La rupture conventionnelle permet à l’employeur et au salarié de mettre fin, d’un commun accord, à un contrat à durée indéterminée. Strictement encadrée par le Code du travail, cette procédure offre un cadre juridique sécurisé, distinct du licenciement comme de la démission.

Note importante : cette page est informative et ne remplace pas une consultation juridique personnalisée.

Qu’est-ce que la rupture conventionnelle ?

La rupture conventionnelle est une procédure légale prévue par les articles L.1237-11 à L.1237-16 du Code du travail. Elle repose sur un accord mutuel entre l’employeur et le salarié concernant le principe de la rupture, ses conditions financières et la date de fin du contrat.

Elle se distingue fondamentalement des autres modes de rupture du contrat de travail.
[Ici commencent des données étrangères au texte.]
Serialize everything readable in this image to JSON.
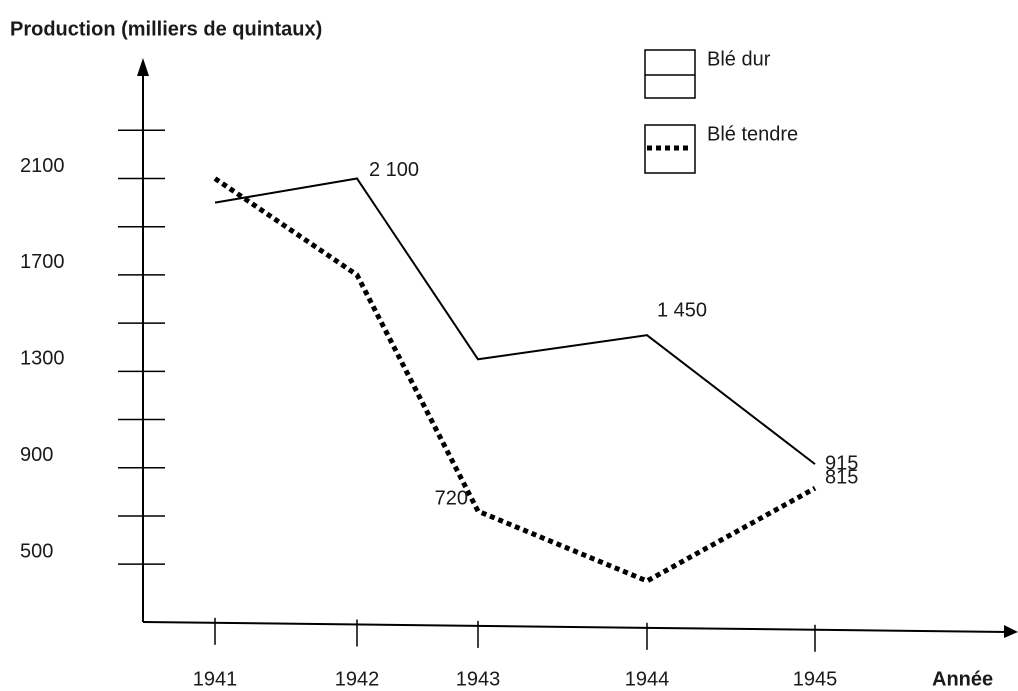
{
  "chart_data": {
    "type": "line",
    "y_label": "Production (milliers de quintaux)",
    "x_label": "Année",
    "categories": [
      "1941",
      "1942",
      "1943",
      "1944",
      "1945"
    ],
    "series": [
      {
        "name": "Blé dur",
        "color": "#000000",
        "style": "solid",
        "values": [
          2000,
          2100,
          1350,
          1450,
          915
        ],
        "value_labels": [
          null,
          "2 100",
          null,
          "1 450",
          "915"
        ]
      },
      {
        "name": "Blé tendre",
        "color": "#000000",
        "style": "dotted",
        "values": [
          2100,
          1700,
          720,
          430,
          815
        ],
        "value_labels": [
          null,
          null,
          "720",
          null,
          "815"
        ]
      }
    ],
    "ylim": [
      260,
      2600
    ],
    "yticks": [
      500,
      900,
      1300,
      1700,
      2100
    ],
    "minor_yticks": [
      700,
      1100,
      1500,
      1900,
      2300
    ]
  }
}
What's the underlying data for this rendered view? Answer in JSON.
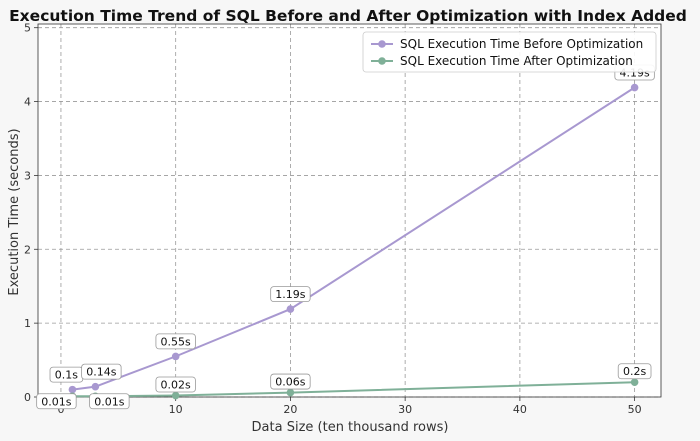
{
  "chart_data": {
    "type": "line",
    "title": "Execution Time Trend of SQL Before and After Optimization with Index Added",
    "xlabel": "Data Size (ten thousand rows)",
    "ylabel": "Execution Time (seconds)",
    "xlim": [
      -2,
      52.3
    ],
    "ylim": [
      0,
      5.05
    ],
    "xticks": [
      0,
      10,
      20,
      30,
      40,
      50
    ],
    "yticks": [
      0,
      1,
      2,
      3,
      4,
      5
    ],
    "grid": true,
    "legend_position": "top-right",
    "series": [
      {
        "name": "SQL Execution Time Before Optimization",
        "color": "#a898d0",
        "x": [
          1,
          3,
          10,
          20,
          50
        ],
        "y": [
          0.1,
          0.14,
          0.55,
          1.19,
          4.19
        ],
        "labels": [
          "0.1s",
          "0.14s",
          "0.55s",
          "1.19s",
          "4.19s"
        ]
      },
      {
        "name": "SQL Execution Time After Optimization",
        "color": "#7fb098",
        "x": [
          1,
          3,
          10,
          20,
          50
        ],
        "y": [
          0.01,
          0.01,
          0.02,
          0.06,
          0.2
        ],
        "labels": [
          "0.01s",
          "0.01s",
          "0.02s",
          "0.06s",
          "0.2s"
        ]
      }
    ]
  }
}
Contrairement à la démission, elle ouvre droit à l’assurance chômage. Contrairement au licenciement, elle ne repose pas sur un motif imposé par l’employeur et n’implique pas de procédure disciplinaire ou économique.

La rupture conventionnelle est réservée aux contrats à durée indéterminée et ne peut pas être imposée à l’une ou l’autre des parties.

Dans quels cas recourir à une rupture conventionnelle ?

La rupture conventionnelle est généralement envisagée lorsque l’employeur et le salarié souhaitent se séparer dans un cadre apaisé, sans conflit ouvert ni contentieux prud’homal. Elle peut notamment être utilisée lorsque la poursuite de la relation de travail ne correspond plus aux attentes des parties, sans pour autant justifier un licenciement ou une démission.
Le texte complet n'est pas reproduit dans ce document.